This American Life on Showtime
I don’t remember where I heard it. It might have been from Ira Glass himself on This American Life, but I think it was from Sarah Vowell in one of her many wonderful books. She was re-telling an early conversation Ira Glass, her then boss, had with her about what they did on American Life. What made them different. People could have their stories told anywhere — TV, with it’s Datelines, 20/20s, and so on, was full of that.
What was different was being on the radio. On the radio you can’t see people. So when someone was telling their story, people had to pay attention to the words. They had to make conclusions about people based on their words. On their stories. On what they shared with the audience about the lives.
That is, people couldn’t make the snap judgments that we so often do, based strictly on physical appearance. You couldn’t say “Oh look, at how they’re dressed” and fill in the rest with your own assumptions. For the kid from the wrong side of town, with the wrong type of dress, the wrong type of hair cut, this was a chance for people to listen what he said. Really listen, instead of having it shouted out by what he wore.
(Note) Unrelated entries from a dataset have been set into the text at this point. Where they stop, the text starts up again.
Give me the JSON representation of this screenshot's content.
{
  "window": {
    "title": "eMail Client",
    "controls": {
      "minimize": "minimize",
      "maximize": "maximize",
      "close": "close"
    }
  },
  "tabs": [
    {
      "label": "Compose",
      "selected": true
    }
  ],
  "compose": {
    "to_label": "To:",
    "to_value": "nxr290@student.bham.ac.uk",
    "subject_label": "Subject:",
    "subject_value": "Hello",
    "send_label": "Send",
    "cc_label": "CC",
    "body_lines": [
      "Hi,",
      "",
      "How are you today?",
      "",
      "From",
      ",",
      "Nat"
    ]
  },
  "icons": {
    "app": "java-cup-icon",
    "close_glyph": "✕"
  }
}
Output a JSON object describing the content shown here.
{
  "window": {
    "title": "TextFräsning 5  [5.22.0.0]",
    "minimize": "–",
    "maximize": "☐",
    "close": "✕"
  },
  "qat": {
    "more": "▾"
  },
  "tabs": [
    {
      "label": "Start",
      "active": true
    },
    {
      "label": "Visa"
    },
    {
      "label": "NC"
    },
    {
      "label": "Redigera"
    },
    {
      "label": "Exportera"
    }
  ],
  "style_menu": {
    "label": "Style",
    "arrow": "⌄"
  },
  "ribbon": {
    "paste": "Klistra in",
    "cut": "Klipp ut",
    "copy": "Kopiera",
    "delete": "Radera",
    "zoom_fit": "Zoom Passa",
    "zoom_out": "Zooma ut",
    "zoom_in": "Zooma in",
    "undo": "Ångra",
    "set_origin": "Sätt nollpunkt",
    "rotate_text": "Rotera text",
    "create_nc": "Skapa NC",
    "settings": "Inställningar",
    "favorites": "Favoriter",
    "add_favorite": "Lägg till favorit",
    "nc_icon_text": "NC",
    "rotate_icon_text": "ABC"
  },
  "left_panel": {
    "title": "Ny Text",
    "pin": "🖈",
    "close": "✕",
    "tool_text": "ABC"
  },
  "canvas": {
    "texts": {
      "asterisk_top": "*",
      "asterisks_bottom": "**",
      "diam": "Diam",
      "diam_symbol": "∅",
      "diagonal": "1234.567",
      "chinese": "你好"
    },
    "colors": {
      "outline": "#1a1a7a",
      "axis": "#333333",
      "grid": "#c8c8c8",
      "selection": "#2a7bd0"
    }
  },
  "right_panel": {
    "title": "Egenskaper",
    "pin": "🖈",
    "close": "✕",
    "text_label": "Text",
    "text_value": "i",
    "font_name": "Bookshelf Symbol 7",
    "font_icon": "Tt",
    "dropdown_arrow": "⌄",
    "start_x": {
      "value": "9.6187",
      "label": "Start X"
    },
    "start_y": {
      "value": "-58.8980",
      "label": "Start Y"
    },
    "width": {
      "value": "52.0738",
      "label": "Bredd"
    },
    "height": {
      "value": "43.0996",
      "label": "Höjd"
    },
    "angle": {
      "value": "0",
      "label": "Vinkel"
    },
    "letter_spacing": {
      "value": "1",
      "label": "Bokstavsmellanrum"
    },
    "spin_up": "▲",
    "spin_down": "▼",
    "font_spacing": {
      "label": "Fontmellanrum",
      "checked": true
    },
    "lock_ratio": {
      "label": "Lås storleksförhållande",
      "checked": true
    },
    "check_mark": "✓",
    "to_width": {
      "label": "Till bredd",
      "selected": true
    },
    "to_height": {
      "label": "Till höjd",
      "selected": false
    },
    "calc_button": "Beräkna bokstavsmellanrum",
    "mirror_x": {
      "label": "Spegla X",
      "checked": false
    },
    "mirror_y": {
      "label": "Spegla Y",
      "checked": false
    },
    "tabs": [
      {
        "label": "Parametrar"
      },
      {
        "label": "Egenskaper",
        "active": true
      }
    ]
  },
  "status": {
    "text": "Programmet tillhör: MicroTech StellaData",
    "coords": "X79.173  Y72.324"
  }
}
That lack of image, lack of being able to see them, made you listen a little closer, and perhaps get to know someone, or listen to their side of the story, in a way maybe you wouldn’t have otherwise.
Whenever it was that I heard whatever it was that I actually did hear, I was just starting to get into This American Life, so it stuck with me, and was one of the things I really grew to really like about the show.
So it’s with mixed emotion that I watched the teaser of This American Life on Showtime.
Finger’s crossed it’s even half of what the radio show is — that would still make it one of the best things on TV today.